Oil prices slid on news that a preliminary accord to constrain development over Iran’s nuclear program was reached.
West Texas Intermediate crude, the US benchmark, for May delivery slipped 95 cents or 1.2% to $49.27 a barrel on the New York Mercantile Exchange. The contract had slipped by more than $2 in morning trading but was helped up by a weaker dollar.
WTI crude, the country’s most actively traded contract, had gained $2.49 to $50.09 on Wednesday- its biggest gain in over two months.
North Sea Brent, the global benchmark for May delivery declined by $2.15 or 3.8% to $54.95 a barrel-almost $1 above the contract’s session low.
Under the tentative deal, the gulf country would shut down at least two thirds of its centrifuges producing bomb-building Uranium, destroy a reactor that could produce plutonium and allow intrusive verification and checks.
Economic sanctions had limited the country’s oil exports to around 1.1 million bar ells per day down from 2.5 million in 2002.
According to traders, the country is keeping up to 30 million barrels of oil ready in tankers for immediate exports after the sanctions are lifted.
“Iran-owned tankers have nothing better to do anyway, given that they are themselves strangled by U.S. sanctions,” Ralph Leszczynski, research director at Italian ship broker Banchero Costa, told the Wall Street Journal.
“Many of these are being used to store crude instead.”
Iranian oil exports are likely to cause global crude prices to go off a cliff with the prices already languishing under the commodity’s ongoing glut.
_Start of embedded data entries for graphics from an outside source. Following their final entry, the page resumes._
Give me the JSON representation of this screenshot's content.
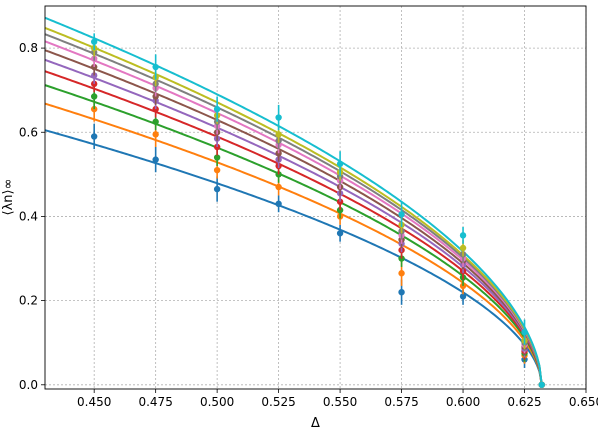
{
  "chart_data": {
    "type": "line",
    "xlabel": "Δ",
    "ylabel": "⟨λn⟩∞",
    "xlim": [
      0.43,
      0.65
    ],
    "ylim": [
      -0.01,
      0.9
    ],
    "x_ticks": [
      "0.450",
      "0.475",
      "0.500",
      "0.525",
      "0.550",
      "0.575",
      "0.600",
      "0.625",
      "0.650"
    ],
    "y_ticks": [
      "0.0",
      "0.2",
      "0.4",
      "0.6",
      "0.8"
    ],
    "grid": true,
    "x_points": [
      0.45,
      0.475,
      0.5,
      0.525,
      0.55,
      0.575,
      0.6,
      0.625,
      0.632
    ],
    "series": [
      {
        "color": "#1f77b4",
        "curve": {
          "x0": 0.632,
          "y_at_0_43": 0.605
        },
        "points": [
          0.59,
          0.535,
          0.465,
          0.43,
          0.36,
          0.22,
          0.21,
          0.06,
          0.0
        ],
        "errors": [
          0.03,
          0.03,
          0.03,
          0.02,
          0.02,
          0.03,
          0.02,
          0.02,
          0.0
        ]
      },
      {
        "color": "#ff7f0e",
        "curve": {
          "x0": 0.632,
          "y_at_0_43": 0.668
        },
        "points": [
          0.655,
          0.595,
          0.51,
          0.47,
          0.4,
          0.265,
          0.235,
          0.07,
          0.0
        ],
        "errors": [
          0.03,
          0.03,
          0.02,
          0.02,
          0.02,
          0.03,
          0.02,
          0.02,
          0.0
        ]
      },
      {
        "color": "#2ca02c",
        "curve": {
          "x0": 0.632,
          "y_at_0_43": 0.712
        },
        "points": [
          0.685,
          0.625,
          0.54,
          0.5,
          0.415,
          0.3,
          0.255,
          0.075,
          0.0
        ],
        "errors": [
          0.03,
          0.02,
          0.02,
          0.02,
          0.02,
          0.02,
          0.02,
          0.02,
          0.0
        ]
      },
      {
        "color": "#d62728",
        "curve": {
          "x0": 0.632,
          "y_at_0_43": 0.745
        },
        "points": [
          0.715,
          0.655,
          0.565,
          0.52,
          0.435,
          0.32,
          0.27,
          0.08,
          0.0
        ],
        "errors": [
          0.02,
          0.02,
          0.02,
          0.02,
          0.02,
          0.02,
          0.02,
          0.02,
          0.0
        ]
      },
      {
        "color": "#9467bd",
        "curve": {
          "x0": 0.632,
          "y_at_0_43": 0.772
        },
        "points": [
          0.735,
          0.675,
          0.585,
          0.535,
          0.455,
          0.335,
          0.285,
          0.085,
          0.0
        ],
        "errors": [
          0.02,
          0.02,
          0.02,
          0.02,
          0.02,
          0.02,
          0.02,
          0.02,
          0.0
        ]
      },
      {
        "color": "#8c564b",
        "curve": {
          "x0": 0.632,
          "y_at_0_43": 0.795
        },
        "points": [
          0.755,
          0.685,
          0.6,
          0.55,
          0.47,
          0.345,
          0.295,
          0.09,
          0.0
        ],
        "errors": [
          0.02,
          0.02,
          0.02,
          0.02,
          0.02,
          0.02,
          0.02,
          0.02,
          0.0
        ]
      },
      {
        "color": "#e377c2",
        "curve": {
          "x0": 0.632,
          "y_at_0_43": 0.816
        },
        "points": [
          0.775,
          0.705,
          0.615,
          0.57,
          0.485,
          0.355,
          0.3,
          0.095,
          0.0
        ],
        "errors": [
          0.02,
          0.02,
          0.02,
          0.02,
          0.02,
          0.02,
          0.02,
          0.02,
          0.0
        ]
      },
      {
        "color": "#7f7f7f",
        "curve": {
          "x0": 0.632,
          "y_at_0_43": 0.833
        },
        "points": [
          0.79,
          0.715,
          0.625,
          0.58,
          0.495,
          0.365,
          0.31,
          0.1,
          0.0
        ],
        "errors": [
          0.02,
          0.02,
          0.02,
          0.02,
          0.02,
          0.02,
          0.02,
          0.02,
          0.0
        ]
      },
      {
        "color": "#bcbd22",
        "curve": {
          "x0": 0.632,
          "y_at_0_43": 0.848
        },
        "points": [
          0.8,
          0.73,
          0.64,
          0.595,
          0.505,
          0.38,
          0.325,
          0.105,
          0.0
        ],
        "errors": [
          0.02,
          0.02,
          0.02,
          0.02,
          0.02,
          0.02,
          0.02,
          0.02,
          0.0
        ]
      },
      {
        "color": "#17becf",
        "curve": {
          "x0": 0.632,
          "y_at_0_43": 0.872
        },
        "points": [
          0.815,
          0.755,
          0.655,
          0.635,
          0.525,
          0.405,
          0.355,
          0.125,
          0.0
        ],
        "errors": [
          0.02,
          0.03,
          0.03,
          0.03,
          0.03,
          0.03,
          0.02,
          0.03,
          0.0
        ]
      }
    ]
  }
}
The oil selloff has seen prices slump from 2014 highs of $115 a barrel for Brent and $ 107 a barrel for WTI.
“Come June, the market will again be rocked by expectations of higher Iranian supply. If the Saudis stifle another production cut, that could be the final nail in OPEC’s coffin as some of its members break away to do their own thing to support the market.” Dominick Chirichella, senior partner at the Energy Management Institute in New York, told Reuters.